Rabsky is a force in Brooklyn; projects include a mega-development at the nearby Pfizer site in the Broadway Triangle.

Rendering by ODA
Rendering by ODA

The brewery, which took up many blocks in Bushwick, was run by the Liebmann family and produced Rheingold beer. The last bottle of Rheingold was sold in the New York area in 1978. The huge plant, which had provided so many jobs to Bushwick residents, was torn down in 1981.

Rheingold Brewery Brooklyn Bushwick History
Rendering by ODA

An award-winning complex of affordable housing was completed on part of the former brewery site in the early 2000s. In 2013, the remaining undeveloped blocks were rezoned to allow housing.

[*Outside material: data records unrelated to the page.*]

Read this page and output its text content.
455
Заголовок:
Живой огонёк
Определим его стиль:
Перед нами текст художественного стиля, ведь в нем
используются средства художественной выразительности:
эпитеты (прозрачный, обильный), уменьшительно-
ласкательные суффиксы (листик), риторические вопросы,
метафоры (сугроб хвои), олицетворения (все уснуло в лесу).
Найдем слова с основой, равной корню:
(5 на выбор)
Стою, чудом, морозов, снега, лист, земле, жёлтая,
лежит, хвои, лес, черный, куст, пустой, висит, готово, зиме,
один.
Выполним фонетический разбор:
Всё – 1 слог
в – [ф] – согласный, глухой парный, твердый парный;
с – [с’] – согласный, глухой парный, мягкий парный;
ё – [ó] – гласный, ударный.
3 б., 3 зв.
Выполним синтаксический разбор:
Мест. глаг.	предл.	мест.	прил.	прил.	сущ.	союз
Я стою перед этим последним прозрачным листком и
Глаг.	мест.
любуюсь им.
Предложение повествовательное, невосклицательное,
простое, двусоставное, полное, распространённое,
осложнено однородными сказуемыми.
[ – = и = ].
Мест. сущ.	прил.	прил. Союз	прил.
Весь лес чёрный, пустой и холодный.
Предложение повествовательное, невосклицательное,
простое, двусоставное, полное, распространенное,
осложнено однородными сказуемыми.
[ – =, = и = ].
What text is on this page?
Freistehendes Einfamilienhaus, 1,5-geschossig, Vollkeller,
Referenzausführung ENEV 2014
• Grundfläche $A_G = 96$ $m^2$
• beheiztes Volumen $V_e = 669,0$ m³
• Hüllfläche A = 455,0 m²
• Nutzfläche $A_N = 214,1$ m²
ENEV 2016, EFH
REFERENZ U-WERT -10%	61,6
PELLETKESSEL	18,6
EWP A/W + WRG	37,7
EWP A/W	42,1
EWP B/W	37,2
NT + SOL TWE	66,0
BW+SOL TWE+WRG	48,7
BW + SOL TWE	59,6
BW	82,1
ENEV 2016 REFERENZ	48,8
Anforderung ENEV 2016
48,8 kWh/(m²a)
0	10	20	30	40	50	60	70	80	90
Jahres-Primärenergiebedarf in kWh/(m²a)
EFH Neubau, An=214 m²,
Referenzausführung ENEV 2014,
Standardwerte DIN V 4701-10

At the time of the rezoning, the property’s initial developers promised 30 percent affordable housing, but subsequent owners have scaled back those to 20 percent, leading to controversy. The for-profit development will bring blocks of market-rate luxury housing to the traditionally working class neighborhood.

Bushwick has a significant amount of affordable housing, much of it built under the reign of the late State Assemblyman Vito Lopez, but the size of this for-profit complex will probably rival only Hope Gardens, public housing built on the ruins of the fires that swept Bushwick in the 1970s.